Polizeigewalt in Bayern: Knochensplitter und Idylle
In einem Dorf in Bayern prügeln Polizisten Punks ins Krankenhaus. Anzeige wollen diese nicht erstatten – aus Angst, als Aussätzige zu gelten.
Eines Nachts Ende Mai verprügeln hier zwei Polizisten eine Gruppe Punks. Drei der Jungs werden im Krankenhaus landen, einer muss notoperiert werden. Seitdem rechnen sie jeden Morgen auf dem Weg zum Briefkasten damit, dass darin eine Anzeige liegt, wegen Widerstand gegen die Staatsgewalt und versuchter Gefangenenbefreiung.
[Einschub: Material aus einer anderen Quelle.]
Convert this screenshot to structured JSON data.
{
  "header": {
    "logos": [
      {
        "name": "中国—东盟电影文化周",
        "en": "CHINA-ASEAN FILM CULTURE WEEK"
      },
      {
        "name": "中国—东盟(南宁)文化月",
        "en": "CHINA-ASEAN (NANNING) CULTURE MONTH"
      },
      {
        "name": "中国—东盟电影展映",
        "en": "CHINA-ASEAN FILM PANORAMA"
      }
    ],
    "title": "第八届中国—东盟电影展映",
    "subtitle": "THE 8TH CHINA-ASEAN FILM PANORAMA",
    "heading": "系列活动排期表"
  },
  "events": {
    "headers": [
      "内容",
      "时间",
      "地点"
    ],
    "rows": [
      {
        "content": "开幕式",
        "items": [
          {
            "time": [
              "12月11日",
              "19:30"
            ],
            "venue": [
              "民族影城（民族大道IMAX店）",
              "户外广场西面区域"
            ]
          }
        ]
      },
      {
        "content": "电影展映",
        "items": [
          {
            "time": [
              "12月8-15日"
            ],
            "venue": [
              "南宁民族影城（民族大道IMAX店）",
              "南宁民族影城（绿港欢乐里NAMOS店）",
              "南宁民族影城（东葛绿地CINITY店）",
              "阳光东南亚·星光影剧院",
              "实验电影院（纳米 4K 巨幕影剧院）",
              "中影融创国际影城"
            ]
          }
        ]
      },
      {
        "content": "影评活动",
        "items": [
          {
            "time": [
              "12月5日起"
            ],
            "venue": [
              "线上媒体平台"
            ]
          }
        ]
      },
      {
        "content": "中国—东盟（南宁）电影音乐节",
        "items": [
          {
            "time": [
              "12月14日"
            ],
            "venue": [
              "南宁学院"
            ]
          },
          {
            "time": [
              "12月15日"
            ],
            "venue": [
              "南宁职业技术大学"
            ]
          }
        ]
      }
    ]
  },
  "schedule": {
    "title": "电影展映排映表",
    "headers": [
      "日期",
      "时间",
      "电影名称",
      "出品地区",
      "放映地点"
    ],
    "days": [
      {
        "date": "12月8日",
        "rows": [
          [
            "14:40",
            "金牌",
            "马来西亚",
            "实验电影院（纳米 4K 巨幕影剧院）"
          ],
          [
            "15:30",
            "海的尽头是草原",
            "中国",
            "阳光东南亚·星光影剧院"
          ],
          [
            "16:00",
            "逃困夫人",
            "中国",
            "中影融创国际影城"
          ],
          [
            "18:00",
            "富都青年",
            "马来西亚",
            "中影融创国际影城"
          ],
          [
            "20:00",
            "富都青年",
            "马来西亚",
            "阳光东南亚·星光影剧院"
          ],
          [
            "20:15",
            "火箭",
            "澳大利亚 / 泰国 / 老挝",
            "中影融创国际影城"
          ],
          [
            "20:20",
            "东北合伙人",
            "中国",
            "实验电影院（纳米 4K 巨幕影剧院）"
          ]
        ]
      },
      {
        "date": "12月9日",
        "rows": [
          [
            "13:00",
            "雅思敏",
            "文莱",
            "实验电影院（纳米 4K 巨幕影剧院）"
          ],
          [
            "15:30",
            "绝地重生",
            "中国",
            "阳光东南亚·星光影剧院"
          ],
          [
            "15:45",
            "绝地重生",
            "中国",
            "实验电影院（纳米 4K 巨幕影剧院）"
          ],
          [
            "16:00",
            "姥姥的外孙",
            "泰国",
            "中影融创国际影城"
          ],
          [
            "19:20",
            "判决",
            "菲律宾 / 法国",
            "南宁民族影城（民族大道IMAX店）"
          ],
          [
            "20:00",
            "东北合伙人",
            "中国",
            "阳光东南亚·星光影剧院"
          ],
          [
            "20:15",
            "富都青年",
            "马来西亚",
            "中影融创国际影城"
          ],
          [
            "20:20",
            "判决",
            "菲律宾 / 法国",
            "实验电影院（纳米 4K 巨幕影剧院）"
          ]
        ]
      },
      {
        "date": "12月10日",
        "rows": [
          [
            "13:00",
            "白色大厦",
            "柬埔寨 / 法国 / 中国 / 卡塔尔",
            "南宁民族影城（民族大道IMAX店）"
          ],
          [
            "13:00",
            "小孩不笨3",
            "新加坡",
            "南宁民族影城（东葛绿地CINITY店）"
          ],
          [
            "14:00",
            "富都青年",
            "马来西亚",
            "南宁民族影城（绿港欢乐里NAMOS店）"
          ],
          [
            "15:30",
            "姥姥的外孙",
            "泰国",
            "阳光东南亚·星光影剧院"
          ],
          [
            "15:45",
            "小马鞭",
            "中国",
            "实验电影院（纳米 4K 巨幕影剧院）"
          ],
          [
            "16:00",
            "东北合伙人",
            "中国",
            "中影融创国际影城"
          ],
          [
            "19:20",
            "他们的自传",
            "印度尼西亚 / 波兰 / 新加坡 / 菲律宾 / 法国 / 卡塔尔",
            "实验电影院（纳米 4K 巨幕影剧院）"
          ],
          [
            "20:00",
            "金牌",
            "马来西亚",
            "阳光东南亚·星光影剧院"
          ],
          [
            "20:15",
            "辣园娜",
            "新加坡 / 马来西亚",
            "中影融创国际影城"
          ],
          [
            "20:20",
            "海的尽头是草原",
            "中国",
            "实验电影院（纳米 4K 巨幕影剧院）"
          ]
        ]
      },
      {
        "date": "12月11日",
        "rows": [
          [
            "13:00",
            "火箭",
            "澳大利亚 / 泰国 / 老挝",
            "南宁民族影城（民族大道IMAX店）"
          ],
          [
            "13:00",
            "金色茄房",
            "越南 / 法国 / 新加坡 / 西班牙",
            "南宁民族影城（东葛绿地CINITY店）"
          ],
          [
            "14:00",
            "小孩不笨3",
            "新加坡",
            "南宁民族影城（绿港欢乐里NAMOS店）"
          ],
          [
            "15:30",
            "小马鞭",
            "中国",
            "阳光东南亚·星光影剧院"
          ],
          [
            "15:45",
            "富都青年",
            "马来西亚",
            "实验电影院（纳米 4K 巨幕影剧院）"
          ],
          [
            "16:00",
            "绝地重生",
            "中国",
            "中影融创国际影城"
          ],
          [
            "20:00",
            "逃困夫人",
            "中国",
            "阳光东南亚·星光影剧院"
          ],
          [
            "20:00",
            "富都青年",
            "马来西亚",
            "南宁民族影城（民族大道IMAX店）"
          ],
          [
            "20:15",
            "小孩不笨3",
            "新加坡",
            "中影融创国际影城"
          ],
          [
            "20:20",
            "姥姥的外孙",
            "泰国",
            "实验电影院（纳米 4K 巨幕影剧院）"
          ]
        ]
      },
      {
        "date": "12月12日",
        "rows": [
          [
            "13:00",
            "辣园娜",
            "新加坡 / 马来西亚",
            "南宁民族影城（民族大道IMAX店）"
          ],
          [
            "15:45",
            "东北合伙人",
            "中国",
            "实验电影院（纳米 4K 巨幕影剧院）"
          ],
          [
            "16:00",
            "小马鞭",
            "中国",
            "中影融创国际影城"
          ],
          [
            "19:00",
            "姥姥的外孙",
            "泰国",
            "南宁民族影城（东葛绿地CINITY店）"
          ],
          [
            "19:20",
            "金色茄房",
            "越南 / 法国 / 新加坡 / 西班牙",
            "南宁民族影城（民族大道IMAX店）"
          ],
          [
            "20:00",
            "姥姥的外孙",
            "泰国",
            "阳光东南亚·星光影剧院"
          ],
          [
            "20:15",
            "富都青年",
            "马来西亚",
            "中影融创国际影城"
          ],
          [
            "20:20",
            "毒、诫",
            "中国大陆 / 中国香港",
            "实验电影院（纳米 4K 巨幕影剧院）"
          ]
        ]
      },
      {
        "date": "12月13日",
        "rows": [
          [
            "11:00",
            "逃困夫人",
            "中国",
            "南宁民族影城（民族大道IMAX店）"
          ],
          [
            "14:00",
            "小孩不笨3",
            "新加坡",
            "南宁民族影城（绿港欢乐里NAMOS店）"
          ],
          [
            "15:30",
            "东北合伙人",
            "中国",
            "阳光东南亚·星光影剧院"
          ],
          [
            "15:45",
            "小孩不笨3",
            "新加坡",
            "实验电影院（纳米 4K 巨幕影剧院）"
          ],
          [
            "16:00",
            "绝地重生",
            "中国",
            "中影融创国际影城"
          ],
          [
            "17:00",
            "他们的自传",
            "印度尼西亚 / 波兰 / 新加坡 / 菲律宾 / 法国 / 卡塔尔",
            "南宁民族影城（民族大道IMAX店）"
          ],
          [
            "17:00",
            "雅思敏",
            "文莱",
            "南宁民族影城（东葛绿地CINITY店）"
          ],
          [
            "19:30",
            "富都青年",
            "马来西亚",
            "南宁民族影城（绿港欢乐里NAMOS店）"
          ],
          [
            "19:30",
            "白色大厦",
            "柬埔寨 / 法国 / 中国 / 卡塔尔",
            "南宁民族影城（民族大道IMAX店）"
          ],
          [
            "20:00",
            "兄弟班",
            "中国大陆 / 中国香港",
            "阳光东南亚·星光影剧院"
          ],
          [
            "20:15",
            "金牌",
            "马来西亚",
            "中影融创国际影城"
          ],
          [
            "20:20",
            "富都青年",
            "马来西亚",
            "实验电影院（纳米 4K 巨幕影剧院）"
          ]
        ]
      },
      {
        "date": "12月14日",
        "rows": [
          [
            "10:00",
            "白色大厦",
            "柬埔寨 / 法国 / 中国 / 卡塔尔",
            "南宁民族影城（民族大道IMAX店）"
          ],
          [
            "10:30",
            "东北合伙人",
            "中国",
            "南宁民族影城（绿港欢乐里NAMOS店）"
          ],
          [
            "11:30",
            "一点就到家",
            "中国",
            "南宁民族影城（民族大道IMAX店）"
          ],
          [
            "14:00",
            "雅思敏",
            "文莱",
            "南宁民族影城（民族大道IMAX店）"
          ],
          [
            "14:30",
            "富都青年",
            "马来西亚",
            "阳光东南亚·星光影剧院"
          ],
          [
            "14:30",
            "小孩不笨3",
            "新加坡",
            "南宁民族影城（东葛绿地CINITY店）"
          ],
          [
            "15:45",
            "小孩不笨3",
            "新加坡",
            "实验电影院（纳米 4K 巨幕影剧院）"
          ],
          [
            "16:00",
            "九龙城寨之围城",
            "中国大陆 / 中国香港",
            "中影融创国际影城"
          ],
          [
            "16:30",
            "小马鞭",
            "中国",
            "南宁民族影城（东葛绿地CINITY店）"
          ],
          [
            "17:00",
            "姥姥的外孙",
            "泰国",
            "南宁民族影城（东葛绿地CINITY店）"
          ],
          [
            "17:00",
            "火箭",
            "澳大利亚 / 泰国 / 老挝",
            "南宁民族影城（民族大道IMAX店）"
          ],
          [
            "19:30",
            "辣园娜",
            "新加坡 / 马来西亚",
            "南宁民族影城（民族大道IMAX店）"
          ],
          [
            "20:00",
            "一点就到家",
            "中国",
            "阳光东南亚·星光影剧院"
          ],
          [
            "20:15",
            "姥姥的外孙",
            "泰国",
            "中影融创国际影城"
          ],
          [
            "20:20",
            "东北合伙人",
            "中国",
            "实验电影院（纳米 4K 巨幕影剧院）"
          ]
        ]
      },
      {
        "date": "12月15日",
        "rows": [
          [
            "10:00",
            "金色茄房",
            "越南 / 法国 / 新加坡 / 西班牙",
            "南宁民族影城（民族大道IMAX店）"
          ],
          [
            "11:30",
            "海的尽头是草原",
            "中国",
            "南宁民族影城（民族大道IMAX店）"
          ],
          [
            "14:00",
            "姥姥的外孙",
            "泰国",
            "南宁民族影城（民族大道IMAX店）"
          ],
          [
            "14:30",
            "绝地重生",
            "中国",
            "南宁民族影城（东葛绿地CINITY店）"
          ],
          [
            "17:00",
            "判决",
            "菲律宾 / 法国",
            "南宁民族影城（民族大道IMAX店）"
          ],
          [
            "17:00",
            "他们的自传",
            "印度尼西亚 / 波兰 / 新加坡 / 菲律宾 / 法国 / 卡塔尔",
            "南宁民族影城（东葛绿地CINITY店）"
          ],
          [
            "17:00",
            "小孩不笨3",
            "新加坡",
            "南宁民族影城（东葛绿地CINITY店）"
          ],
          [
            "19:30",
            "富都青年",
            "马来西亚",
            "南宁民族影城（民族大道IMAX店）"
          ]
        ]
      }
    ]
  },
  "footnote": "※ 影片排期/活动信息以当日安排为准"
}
Sie trauen sich bisher nicht, einen Anwalt zu nehmen und juristisch gegen die Beamten vorzugehen. Und sie bestehen darauf, dass ihre Geschichte hier nur anonym erzählt wird. Denn sie haben Angst vor dem Getuschel der anderen, vor Blicken an der Supermarktkasse. Sie fürchten, sie könnten ihre Arbeit oder ihre Wohnung verlieren, wenn Vermieter oder Chef davon hören. Sie leben alle gerne hier, sind heimatverbunden, trinken Kaffee mit ihren Nachbarn und freuen sich über Besuch bei ihren Konzerten. Das wollen sie nicht aufs Spiel setzen – anderssein und dafür akzeptiert werden.
Es ist nicht klar, was genau in der Nacht zum 30. Mai auf der Kopfsteinpflasterstraße hinauf zum Marktplatz von Bad Kötzing geschehen ist. Dazu gibt es zwei Versionen. Die der Polizei, welche sich auf eine Pressemitteilung beschränkt, da sie auf taz-Anfrage auf das laufende Verfahren verweist. Und die Sicht der mutmaßlichen Opfer sowie einiger Augenzeugen.
Schwarze Lederjacken
Es ist das letzte Wochenende der Pfingstwoche – des größten religiösen und gesellschaftlichen Events von Bad Kötzting. Das Brauchtum ist sehr lebendig. In einer Prozession reiten festlich gekleidete Geistliche mit 900 Trachtenträgern auf geschmückten Pferden durch die Stadt und tragen dabei ein mannshohes, goldverziertes Kreuz. Die Lokalzeitung lobt auf einer halben Seite das Ballkleid der Pfingst-Braut. Spielmannszüge marschieren durch die Straßen. Am Abend ist Volksfeststimmung.
Unter den Trachtlern und Lederhosen fallen Franz, Paul, Kai und Hans auf. Sie tragen T-Shirt und Jeans, zeigen ihre tätowierten Arme und Piercings. Es ist ein warmer Frühsommerabend, und die Clique setzt sich auf die Terrasse des Horse Town Clubs am Marktplatz. Die Stimmung ist ausgelassen. Das Bier fließt.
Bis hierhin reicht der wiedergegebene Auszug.